The possibility to discontinue cabergoline has also been observed in patients with a prolactinoma. Colao and co-workers were able to stop cabergoline in a high number of well-controlled hyperprolactinemic patients without relapse [21]. Remission rates depended on the initial tumour size and the degree of tumour shrinkage during therapy: in microprolactinoma 75% in case of complete tumour regression and 60% in case of partial regression; in macroadenomas 68% in case of complete tumour regression and 22% in case of partial regression. Other authors also described long-term remissions in patients with microprolactinomas previously treated with cabergoline, although to a lesser degree: 19 and 36%, respectively [22, 23]. Compared to prolactinoma, acromegaly is known to be much less responsive to dopamine agonist therapy, making the possibility to stop cabergoline therapy probably also much smaller. It is currently unknown in what percentage of acromegalic patients therapy can be stopped but the number is assumed to be low. Indeed, to our knowledge, these two patients are the only ones in which the phenomenon has been observed.

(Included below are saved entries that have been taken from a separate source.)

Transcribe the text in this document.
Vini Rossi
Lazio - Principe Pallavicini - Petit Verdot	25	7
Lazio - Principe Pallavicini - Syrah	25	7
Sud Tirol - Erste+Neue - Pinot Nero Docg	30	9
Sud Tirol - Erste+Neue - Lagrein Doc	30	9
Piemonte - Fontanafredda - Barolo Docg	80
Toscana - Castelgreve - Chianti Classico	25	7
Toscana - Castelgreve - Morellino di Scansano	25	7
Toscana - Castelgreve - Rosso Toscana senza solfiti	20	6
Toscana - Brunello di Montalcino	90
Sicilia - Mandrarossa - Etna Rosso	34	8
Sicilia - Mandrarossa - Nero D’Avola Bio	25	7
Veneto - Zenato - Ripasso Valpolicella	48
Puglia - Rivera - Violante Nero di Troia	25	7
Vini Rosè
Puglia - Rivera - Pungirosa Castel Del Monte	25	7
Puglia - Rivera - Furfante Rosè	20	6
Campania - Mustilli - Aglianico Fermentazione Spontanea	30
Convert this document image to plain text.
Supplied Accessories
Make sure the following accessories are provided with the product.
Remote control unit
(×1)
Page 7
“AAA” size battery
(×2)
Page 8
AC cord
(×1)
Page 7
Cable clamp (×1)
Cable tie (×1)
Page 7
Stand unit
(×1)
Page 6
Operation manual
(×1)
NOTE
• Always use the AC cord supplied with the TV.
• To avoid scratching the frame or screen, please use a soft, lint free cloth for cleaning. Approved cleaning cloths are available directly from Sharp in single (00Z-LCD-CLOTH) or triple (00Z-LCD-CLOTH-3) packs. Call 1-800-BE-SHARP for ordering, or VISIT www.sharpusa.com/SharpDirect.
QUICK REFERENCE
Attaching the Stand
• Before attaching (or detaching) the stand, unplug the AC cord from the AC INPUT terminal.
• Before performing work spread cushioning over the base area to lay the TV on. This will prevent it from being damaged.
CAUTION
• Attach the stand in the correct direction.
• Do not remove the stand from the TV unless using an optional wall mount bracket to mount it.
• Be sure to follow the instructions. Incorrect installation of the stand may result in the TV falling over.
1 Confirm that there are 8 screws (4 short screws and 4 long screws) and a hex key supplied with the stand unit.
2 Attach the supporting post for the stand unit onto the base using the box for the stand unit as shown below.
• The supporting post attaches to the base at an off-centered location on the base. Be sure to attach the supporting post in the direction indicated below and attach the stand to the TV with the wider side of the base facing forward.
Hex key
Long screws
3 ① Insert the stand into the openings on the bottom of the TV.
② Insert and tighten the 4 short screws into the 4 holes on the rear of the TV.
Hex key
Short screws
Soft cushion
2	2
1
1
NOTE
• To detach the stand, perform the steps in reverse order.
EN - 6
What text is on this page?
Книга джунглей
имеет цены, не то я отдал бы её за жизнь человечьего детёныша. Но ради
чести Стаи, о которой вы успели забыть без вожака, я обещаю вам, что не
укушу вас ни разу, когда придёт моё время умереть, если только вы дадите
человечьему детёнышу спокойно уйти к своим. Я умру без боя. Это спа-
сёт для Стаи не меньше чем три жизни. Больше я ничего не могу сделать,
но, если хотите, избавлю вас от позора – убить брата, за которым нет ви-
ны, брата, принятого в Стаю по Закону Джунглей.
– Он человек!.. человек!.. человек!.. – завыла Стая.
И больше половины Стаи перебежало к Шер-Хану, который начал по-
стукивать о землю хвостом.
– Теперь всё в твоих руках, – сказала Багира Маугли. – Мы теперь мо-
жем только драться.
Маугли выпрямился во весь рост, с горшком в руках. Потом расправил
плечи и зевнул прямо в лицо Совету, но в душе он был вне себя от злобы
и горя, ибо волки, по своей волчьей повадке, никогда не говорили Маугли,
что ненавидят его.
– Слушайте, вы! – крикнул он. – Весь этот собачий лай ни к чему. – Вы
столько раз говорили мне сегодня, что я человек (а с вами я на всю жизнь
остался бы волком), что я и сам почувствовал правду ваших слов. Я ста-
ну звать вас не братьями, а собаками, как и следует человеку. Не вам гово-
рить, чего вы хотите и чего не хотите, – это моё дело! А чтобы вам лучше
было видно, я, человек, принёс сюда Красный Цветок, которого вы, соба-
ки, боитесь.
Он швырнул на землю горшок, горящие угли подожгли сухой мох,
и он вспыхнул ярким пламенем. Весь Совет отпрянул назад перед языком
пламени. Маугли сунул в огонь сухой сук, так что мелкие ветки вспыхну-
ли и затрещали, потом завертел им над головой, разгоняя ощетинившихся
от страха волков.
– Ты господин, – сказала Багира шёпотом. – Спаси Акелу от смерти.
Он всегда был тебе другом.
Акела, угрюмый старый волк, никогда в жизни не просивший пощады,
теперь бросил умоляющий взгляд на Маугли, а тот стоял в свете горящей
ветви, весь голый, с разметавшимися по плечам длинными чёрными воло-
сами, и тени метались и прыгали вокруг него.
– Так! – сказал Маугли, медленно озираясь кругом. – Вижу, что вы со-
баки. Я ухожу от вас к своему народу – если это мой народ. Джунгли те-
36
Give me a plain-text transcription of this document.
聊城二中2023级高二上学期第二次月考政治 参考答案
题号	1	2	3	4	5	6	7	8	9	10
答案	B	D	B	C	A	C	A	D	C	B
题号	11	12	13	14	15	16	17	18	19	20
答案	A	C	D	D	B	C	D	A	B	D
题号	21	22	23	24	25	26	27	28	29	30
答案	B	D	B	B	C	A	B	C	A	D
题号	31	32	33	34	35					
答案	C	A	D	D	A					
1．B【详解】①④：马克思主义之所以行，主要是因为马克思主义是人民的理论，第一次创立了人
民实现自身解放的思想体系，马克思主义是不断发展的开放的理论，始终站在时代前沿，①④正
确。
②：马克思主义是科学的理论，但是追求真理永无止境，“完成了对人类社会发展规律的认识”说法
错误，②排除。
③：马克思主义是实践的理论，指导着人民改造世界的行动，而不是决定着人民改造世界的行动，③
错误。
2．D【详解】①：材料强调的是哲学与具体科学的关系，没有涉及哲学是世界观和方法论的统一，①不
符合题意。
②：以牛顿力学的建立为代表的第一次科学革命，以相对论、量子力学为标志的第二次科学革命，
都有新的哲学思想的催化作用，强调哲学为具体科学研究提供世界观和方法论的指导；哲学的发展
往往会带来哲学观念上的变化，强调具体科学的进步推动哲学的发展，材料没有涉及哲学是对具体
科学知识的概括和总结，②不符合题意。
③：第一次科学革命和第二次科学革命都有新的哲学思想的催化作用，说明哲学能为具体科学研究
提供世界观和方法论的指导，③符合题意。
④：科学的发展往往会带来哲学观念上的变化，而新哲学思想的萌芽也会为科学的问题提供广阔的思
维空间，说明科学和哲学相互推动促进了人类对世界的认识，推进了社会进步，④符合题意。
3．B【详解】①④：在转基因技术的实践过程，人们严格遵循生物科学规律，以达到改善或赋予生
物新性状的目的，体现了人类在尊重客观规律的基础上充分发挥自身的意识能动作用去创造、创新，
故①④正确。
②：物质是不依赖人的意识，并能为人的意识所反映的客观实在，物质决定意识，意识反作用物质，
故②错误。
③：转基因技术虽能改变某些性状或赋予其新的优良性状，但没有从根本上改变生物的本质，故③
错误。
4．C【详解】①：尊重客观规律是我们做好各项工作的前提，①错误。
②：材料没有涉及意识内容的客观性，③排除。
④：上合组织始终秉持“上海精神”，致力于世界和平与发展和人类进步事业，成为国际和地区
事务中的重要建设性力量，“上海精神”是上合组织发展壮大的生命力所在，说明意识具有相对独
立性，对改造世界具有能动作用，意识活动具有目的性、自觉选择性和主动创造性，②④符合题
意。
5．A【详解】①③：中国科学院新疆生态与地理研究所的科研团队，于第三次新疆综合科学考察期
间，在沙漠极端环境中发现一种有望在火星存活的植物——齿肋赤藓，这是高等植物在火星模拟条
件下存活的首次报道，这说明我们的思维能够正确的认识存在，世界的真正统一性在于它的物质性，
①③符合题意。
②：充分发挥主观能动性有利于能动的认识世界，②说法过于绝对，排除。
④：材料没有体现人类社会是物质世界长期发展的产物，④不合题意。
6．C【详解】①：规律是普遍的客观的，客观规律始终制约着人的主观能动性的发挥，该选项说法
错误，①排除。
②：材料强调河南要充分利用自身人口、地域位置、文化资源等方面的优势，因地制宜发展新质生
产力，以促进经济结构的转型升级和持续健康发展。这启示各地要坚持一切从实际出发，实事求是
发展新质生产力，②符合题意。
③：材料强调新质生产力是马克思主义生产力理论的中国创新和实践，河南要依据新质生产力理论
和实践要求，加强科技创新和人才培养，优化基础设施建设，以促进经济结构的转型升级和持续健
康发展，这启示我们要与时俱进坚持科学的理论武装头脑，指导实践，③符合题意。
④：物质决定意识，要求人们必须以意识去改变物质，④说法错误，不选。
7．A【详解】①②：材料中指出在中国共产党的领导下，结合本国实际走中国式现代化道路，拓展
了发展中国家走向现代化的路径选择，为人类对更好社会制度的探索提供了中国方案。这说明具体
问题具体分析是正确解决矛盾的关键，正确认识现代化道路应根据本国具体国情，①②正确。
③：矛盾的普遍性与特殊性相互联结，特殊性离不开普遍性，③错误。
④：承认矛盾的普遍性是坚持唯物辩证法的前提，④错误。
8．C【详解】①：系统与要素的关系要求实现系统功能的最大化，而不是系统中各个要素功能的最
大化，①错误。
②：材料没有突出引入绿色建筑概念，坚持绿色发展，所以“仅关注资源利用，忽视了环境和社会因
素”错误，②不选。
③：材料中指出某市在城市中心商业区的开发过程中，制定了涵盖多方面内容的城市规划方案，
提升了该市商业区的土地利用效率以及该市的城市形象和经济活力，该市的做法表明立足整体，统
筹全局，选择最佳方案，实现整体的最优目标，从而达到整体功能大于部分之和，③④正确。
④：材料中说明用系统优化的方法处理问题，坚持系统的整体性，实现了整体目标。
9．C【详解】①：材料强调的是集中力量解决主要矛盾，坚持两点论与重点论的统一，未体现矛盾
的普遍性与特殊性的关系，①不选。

The reason why the patients in the current study remained in remission long after cabergoline was discontinued is not obvious. Cabergoline has a very long half-life and a therapeutic effect can be expected several months after stopping therapy. In our patients, however, cabergoline had been stopped 2.5–5.5 years making this possibility unlikely. Adenoma infarction or apoplexy either spontaneous or induced by dopamine agonist therapy has been described [2426], but the patients had no history of headaches and no change in tumour size or characteristics was visible on MRI. Apoptosis of tumoral cells induced by the medication is probably one likely mechanism, as evidenced in prolactinomas [27]. Secondly, dopamine agonists are capable to suppress cell proliferation during prolonged therapy, an effect also demonstrated in prolactinomas [28]. An argument for the second mechanism is the long period, which was needed in both patients before IGF-I to become completely normal. An effect of dopamine agonists on microvessels density is a third possibility, but no data are available yet [28]. Nonetheless, it remains intriguing why inhibition of pathological cell growth and proliferation by long-term dopamine agonist therapy is permanent in some patients, allowing therapy discontinuation, and temporary in others, necessitating therapy resumption.

In conclusion, these two cases demonstrate that some acromegalic patients with an initial good response to cabergoline may remain in remission after stopping therapy, a phenomenon previously only described in hyperprolactinemic patients. A trial to stop cabergoline after several years of therapy in dopamine-sensitive acromegalic patients in order to see whether medication is still necessary may therefore be considered.